Afghan Rural Schools

Supporting Education for Afghan Children

          Afghan Rural Schools  

                                         

Author Dr. Abdul Qayum Safi Launches Drive to Raise $ 100,000 to establish a computer training center for Rural Schools in Afghanistan.

Virginia-based 501(c) (3) charity organization has already electrified three schools and office of the Director of Education in Khas Kunar, Kunar Province, Afghanistan.

The odds are stacked against children getting educated if they are from the Khas Kunar in Kunar Province in rural Afghanistan. Many are from families too poor to spare them for the school day.

 

Even if they attend school, these Pashto-speaking children may need to learn other languages to progress because Afghanistan does not have a single national language.

 

Rural children may not be eligible to advance because scarce seats in classrooms usually go to members of a privileged family or clan, to children with better family connections or to children in Afghanistan’s capital or its other major cities.

 

Some of Kunar Province’s children may not get educated because they are girls living in a society that values sons above daughters.

 

Kunar Province’s children also do not get as much help getting schooling from international charities because they live in one of the least secure parts of Afghanistan.

 

Finally, many of the rural schools operate without electricity, clean water or the technology needed to prepare students to succeed says Dr.

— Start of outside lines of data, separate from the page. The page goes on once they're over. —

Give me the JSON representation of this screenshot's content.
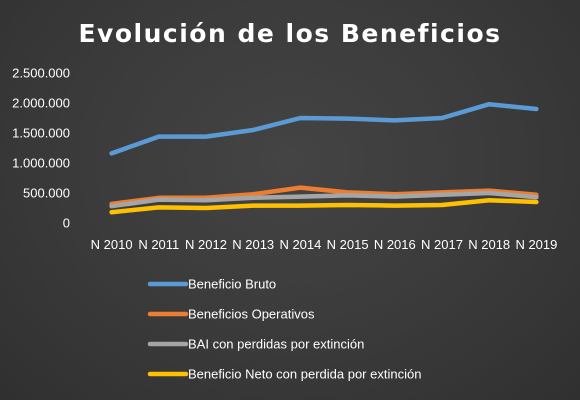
{
  "chart_data": {
    "type": "line",
    "title": "Evolución de los Beneficios",
    "xlabel": "",
    "ylabel": "",
    "categories": [
      "N 2010",
      "N 2011",
      "N 2012",
      "N 2013",
      "N 2014",
      "N 2015",
      "N 2016",
      "N 2017",
      "N 2018",
      "N 2019"
    ],
    "ylim": [
      0,
      2500000
    ],
    "yticks": [
      0,
      500000,
      1000000,
      1500000,
      2000000,
      2500000
    ],
    "ytick_labels": [
      "0",
      "500.000",
      "1.000.000",
      "1.500.000",
      "2.000.000",
      "2.500.000"
    ],
    "grid": false,
    "legend_position": "bottom",
    "series": [
      {
        "name": "Beneficio Bruto",
        "color": "#5b9bd5",
        "values": [
          1160000,
          1440000,
          1440000,
          1550000,
          1750000,
          1740000,
          1710000,
          1750000,
          1980000,
          1900000
        ]
      },
      {
        "name": "Beneficios Operativos",
        "color": "#ed7d31",
        "values": [
          320000,
          420000,
          420000,
          480000,
          590000,
          510000,
          480000,
          510000,
          540000,
          470000
        ]
      },
      {
        "name": "BAI con perdidas por extinción",
        "color": "#a5a5a5",
        "values": [
          280000,
          390000,
          380000,
          420000,
          440000,
          460000,
          440000,
          470000,
          500000,
          430000
        ]
      },
      {
        "name": "Beneficio Neto con perdida por extinción",
        "color": "#ffc000",
        "values": [
          180000,
          260000,
          250000,
          290000,
          290000,
          300000,
          290000,
          300000,
          380000,
          350000
        ]
      }
    ]
  }
}
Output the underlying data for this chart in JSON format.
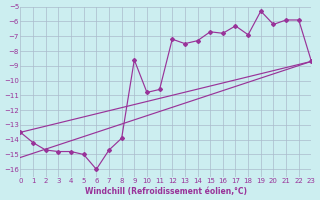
{
  "xlabel": "Windchill (Refroidissement éolien,°C)",
  "bg_color": "#cceef0",
  "grid_color": "#aabbcc",
  "line_color": "#993399",
  "xlim": [
    0,
    23
  ],
  "ylim": [
    -5,
    -16.5
  ],
  "yticks": [
    -5,
    -6,
    -7,
    -8,
    -9,
    -10,
    -11,
    -12,
    -13,
    -14,
    -15,
    -16
  ],
  "xticks": [
    0,
    1,
    2,
    3,
    4,
    5,
    6,
    7,
    8,
    9,
    10,
    11,
    12,
    13,
    14,
    15,
    16,
    17,
    18,
    19,
    20,
    21,
    22,
    23
  ],
  "data_x": [
    0,
    1,
    2,
    3,
    4,
    5,
    6,
    7,
    8,
    9,
    10,
    11,
    12,
    13,
    14,
    15,
    16,
    17,
    18,
    19,
    20,
    21,
    22,
    23
  ],
  "data_y": [
    -13.5,
    -14.2,
    -14.7,
    -14.8,
    -14.8,
    -15.0,
    -16.0,
    -14.7,
    -13.9,
    -8.6,
    -10.8,
    -10.6,
    -7.2,
    -7.5,
    -7.3,
    -6.7,
    -6.8,
    -6.3,
    -6.9,
    -5.3,
    -6.2,
    -5.9,
    -5.9,
    -8.7
  ],
  "trend1_x": [
    0,
    23
  ],
  "trend1_y": [
    -13.5,
    -8.7
  ],
  "trend2_x": [
    0,
    23
  ],
  "trend2_y": [
    -15.2,
    -8.7
  ],
  "tick_fontsize": 5,
  "xlabel_fontsize": 5.5
}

Qayam Safi, an Afghan expat, naturalized U.S. citizen, author of One Life: An Afghan Remembers, and director of a Virginia-based charity on a mission to help Afghanistan’s rural school children.

 

“Despite the obstacles, we’re optimistic. Since December 2013 we have  installed solar panels to electrify three schools: a girls’ high school, a boys' high school, and a boys' middle school, in addition to the office of the Director of Education, in the district of Khas Kunar, Kunar, Afghanistan,” said Dr. Safi. “Our next goal is to raise $100,000 to build a computer training center and equip it with needed hardware and software.” , said Safi, who noted that a school in Khas Kunar was planning to hire a computer instructor but had no computers for students or teachers.

 

Dr. Safi is seeking donations, volunteers willing to help raise money and look for schools interested in becoming sister schools to those in Khas Kunar. To learn more about the project and 501(c)3 Afghan Rural Schools (ARS), visit www.afghanruralschools.org

 

“We have connections to the villages, schools and local officials in Khas Kunar. My relatives teach at these schools, and I talk with them weekly, so I can be sure what we give will end up in the right hands,” said Safi.

 

Dr. Safi is seeking invitations to speak to audiences throughout the District of Columbia, New York and New England about his book, his organization, experiences growing up in Afghanistan, Afghan politics and the issues facing Afghanistan’s new government. He is the author of a memoir, One Life: An Afghan Remembers (Create Space, $16.95, ISBN 9781470068806). Dr. Safi has pledged all proceeds from book sales to Afghan Rural Schools. Contact him at (703) 542-2724 or our e-mail address, [email protected].

 

ABOUT AFGHAN RURAL SCHOOLS,

Afghan Rural Schools (ARS) is a 501(c)3 charity based in Chantilly, Virginia. Its mission is to ensure that Afghanistan’s rural school children get a good education. ARS’s is currently raising money to establish a computer training center in Khas Kunar, Kunar, Afghanistan. To learn more, visit www.afghanruralschools.com or contact us at our e-mail address, [email protected] Our EIN is 46-3424470 and our DUNs number is 066302685.

 

ABOUT DR. QAYUM SAFI

Dr. Safi was born in Kunar, Afghanistan. He attended a boarding high school in Kabul before earning his undergraduate degree from American University in Beirut, and a doctorate from Teachers College, Columbia University, in New York City. Dr. Safi is fluent in English, Dari, Pashto, and Arabic and has been working in Northern Virginia for the last 18 years. He is the director of Afghan Rural Schools (ARS) and author of One Life: An Afghan Remembers. Qayum and his wife of 39 years, Anna, have three children and two grandchildren and live in Northern Virginia.